O akşam yemekte her ikisi de başını hiç kaldırmıştı. Bu sessizliğe Nergis "ne oldu aşkım sorun mu var" deyince "sadece yorgunum hayatım" diyebilmişti Kays ,zaten yeliz'in sessizliği stabil bir durumdu. Genç kız sorulara cevap vermek dışında sadece ayaz ile konuşuyordu. Tek onunla kabuğundan çıkıyordu ama o gün o akşam yemeğinin ömrünün en uzun en zor yemeği olduğuna yemin edebilirdi ,ancak utancı o kadar çok o kadar yüksekti ki macera düşkünü rekor peşindeki intihara meyilli olduklarını düşündüğü dağcılar, onu utancını görseler yeni bir rekor için everest yerine kaysın utancını yeni zirve sanıp tırmanabilir lerdi. Böylesi bir duygu tüm hücrelerini ele almış bir bakteri, bir hastalık gibi onu ele geçirmişti, genç kıza karşı zayıf düşürmüştü. Ama zaten Yeliz 2 yıldır onun ruhunda, bedeninde bedenlenmiş bilincinde, hayallerinde kısacası onu o yapan tüm olgularda bir hastalık, bir kanser hücresi gibi yayılmış ve tüm bedenini ele geçirmişti. Kays bundan kurtulmak için her yolu denemiş, onu unutmak için her şeyi yapmıştı. Bu alenen ailem dediği karım dediği insana ihanetti. Hatta daha vahimi ihanetin temelini oluşturan kız ise onun karısının kız kardeşiydi. Niye diyordu? Niye o gün geç kalmadım, neden Nergis'ten sonra gelmedim diyordu. Belki o gün yarım saat geç kalsaydı ya da ne bileyim o son dersine kırıp gelseydi ,Nergis onları erken tanıştırıp hiç bu duygular oluşmayacak.
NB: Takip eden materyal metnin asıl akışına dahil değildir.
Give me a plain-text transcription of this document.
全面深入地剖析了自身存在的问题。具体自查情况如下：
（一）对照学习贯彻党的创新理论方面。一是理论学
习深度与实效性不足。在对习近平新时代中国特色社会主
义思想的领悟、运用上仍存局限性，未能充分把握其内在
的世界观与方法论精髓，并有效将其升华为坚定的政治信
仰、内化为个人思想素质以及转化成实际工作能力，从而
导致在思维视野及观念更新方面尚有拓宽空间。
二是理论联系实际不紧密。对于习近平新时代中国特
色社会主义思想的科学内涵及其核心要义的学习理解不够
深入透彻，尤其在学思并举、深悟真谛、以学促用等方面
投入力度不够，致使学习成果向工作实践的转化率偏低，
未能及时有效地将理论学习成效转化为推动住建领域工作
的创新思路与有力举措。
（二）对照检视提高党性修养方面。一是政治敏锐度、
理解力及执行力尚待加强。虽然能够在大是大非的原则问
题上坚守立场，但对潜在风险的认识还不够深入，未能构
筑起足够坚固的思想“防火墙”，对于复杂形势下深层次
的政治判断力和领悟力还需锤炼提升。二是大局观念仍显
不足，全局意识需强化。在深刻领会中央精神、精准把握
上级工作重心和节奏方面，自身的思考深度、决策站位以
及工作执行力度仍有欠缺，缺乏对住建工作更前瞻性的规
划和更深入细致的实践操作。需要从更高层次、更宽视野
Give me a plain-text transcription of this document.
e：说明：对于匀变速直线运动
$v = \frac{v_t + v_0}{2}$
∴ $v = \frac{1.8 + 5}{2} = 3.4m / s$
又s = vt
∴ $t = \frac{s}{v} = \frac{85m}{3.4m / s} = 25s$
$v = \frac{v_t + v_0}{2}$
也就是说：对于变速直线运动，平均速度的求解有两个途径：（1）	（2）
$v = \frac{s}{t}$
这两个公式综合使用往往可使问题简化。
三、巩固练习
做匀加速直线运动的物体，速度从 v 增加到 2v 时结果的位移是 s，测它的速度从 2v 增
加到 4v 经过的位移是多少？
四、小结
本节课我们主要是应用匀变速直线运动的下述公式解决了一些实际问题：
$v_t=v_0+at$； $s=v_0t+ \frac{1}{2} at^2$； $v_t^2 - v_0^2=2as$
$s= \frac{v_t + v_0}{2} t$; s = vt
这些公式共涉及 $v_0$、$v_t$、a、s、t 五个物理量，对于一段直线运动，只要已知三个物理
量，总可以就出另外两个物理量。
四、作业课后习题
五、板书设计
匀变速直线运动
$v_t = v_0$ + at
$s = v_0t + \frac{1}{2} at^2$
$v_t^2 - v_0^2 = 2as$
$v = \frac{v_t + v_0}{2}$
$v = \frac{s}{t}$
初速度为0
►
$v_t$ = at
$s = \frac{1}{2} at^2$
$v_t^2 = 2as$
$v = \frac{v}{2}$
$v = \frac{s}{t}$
Hatta baldızına bu muazzam kıza sadece bir kardeş, bir akraba, belki bir arkadaş gibi bakacaktı. Hani o gün gelirken Bornova da o gün gelirken Bornova metro durağındaki kavşaktan ışıktan geçerken bir anda çıkan 226 numaralı otobüsü fark etmese ve de acı bir fren yapsa , çarpsa hatta işte o zaman genç kalıp hiç bunları yaşamamış olabilirdi ama kader çizgisi buydu, Yaşadığı müthiş hayatın belki de kefareti yeliz'e duyacağı imkansız aşk, onun dibinde ama ondan çok uzaklarda bir yaşandı.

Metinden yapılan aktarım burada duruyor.